Dalam lingkungan pesantren, sebutan Gus adalah suatu hal yang lazim didengar.
Gus adalah gelar untuk menyebut anak kyai yang mempunyai arti “abang” atau “mas”. "Gus" dalam tradisi pesantren itu adalah suatu gelar yang otomatis melekat, suatu ascribed status, dimana kedudukan yang diperoleh secara otomatis.
Tidak perlu seorang Gus mengenalkan dirinya Gus kepada orang lain, karena orang lain sudah tahu mengenai ke-Gus-annya. Dengan demikian, "Gus" adalah semacam pangeran dalam keraton jawa. Gelar "Gus" biasanya ditemui di daerah Jawa Tengah dan Jawa Timur.

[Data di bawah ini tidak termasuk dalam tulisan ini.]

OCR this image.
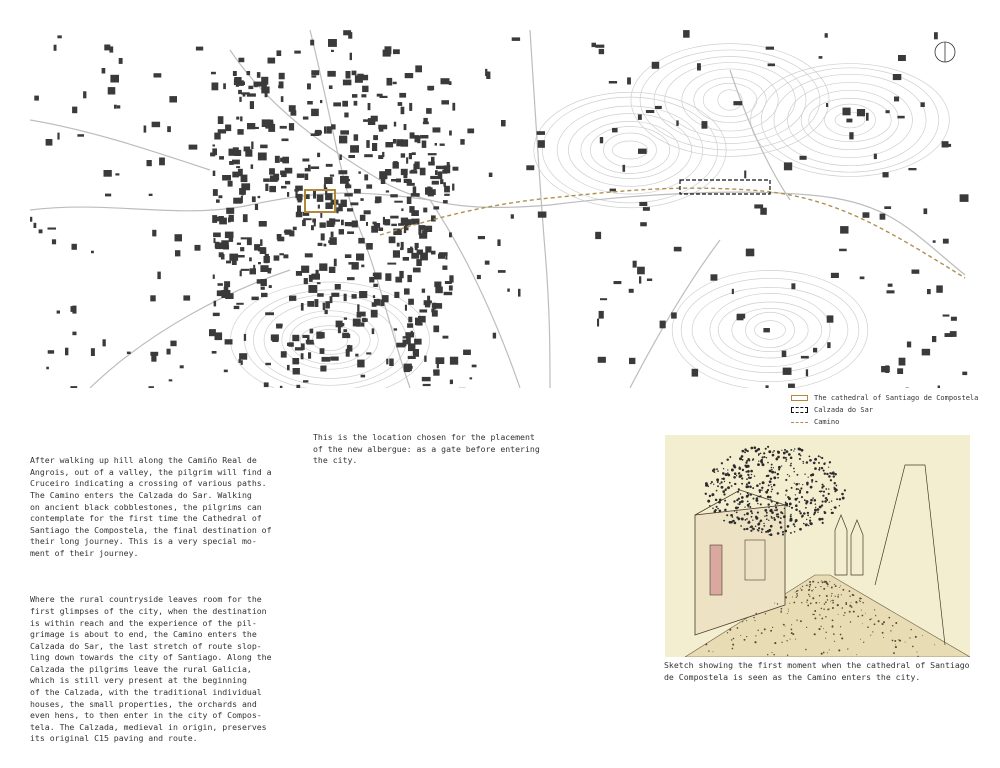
The cathedral of Santiago de Compostela
Calzada do Sar
Camino

After walking up hill along the Camiño Real de
Angrois, out of a valley, the pilgrim will find a
Cruceiro indicating a crossing of various paths.
The Camino enters the Calzada do Sar. Walking
on ancient black cobblestones, the pilgrims can
contemplate for the first time the Cathedral of
Santiago the Compostela, the final destination of
their long journey. This is a very special mo-
ment of their journey.

Where the rural countryside leaves room for the
first glimpses of the city, when the destination
is within reach and the experience of the pil-
grimage is about to end, the Camino enters the
Calzada do Sar, the last stretch of route slop-
ling down towards the city of Santiago. Along the
Calzada the pilgrims leave the rural Galicia,
which is still very present at the beginning
of the Calzada, with the traditional individual
houses, the small properties, the orchards and
even hens, to then enter in the city of Compos-
tela. The Calzada, medieval in origin, preserves
its original C15 paving and route.

This is the location chosen for the placement
of the new albergue: as a gate before entering
the city.
Sketch showing the first moment when the cathedral of Santiago
de Compostela is seen as the Camino enters the city.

Gelar "Gus" juga menunjukan adanya strata sosial dalam lingkungan pesantren. “Gus” itu semacam kepanjangan tangan kyai, karena mereka adalah harapan penerus pesantren.
Karena jabatan Kyai biasanya menurun kepada anak atau menantunya. Dengan demikian, menjadi Gus adalah menjadi bayang-bayang dari ayahandanya, dan bahkan Kyai yang sudah menjadi Kyai, tetap dipanggil sebagai Gus, seperti Gus Dur dan Gus Mus.
Melihat posisi Gus mempunyai nilai tawar yang tinggi di mata masyarakat, maka banyak orang yang juga ingin dipanggil dengan sebutan “Gus”. Orang macam ini harus dipertanyakan kejujurannya, karena tidak serta merta ia menggunakan gelar itu seenaknya, karena ia tidak bisa mengubah takdir orangtuanya.
Mungkin saja, dengan melekatkan nama "Gus" maka ia ingin memudahkan marketing dirinya, karena tanpa gelar "Gus" ia bukan siapa-siapa dan tidak bisa apa-apa.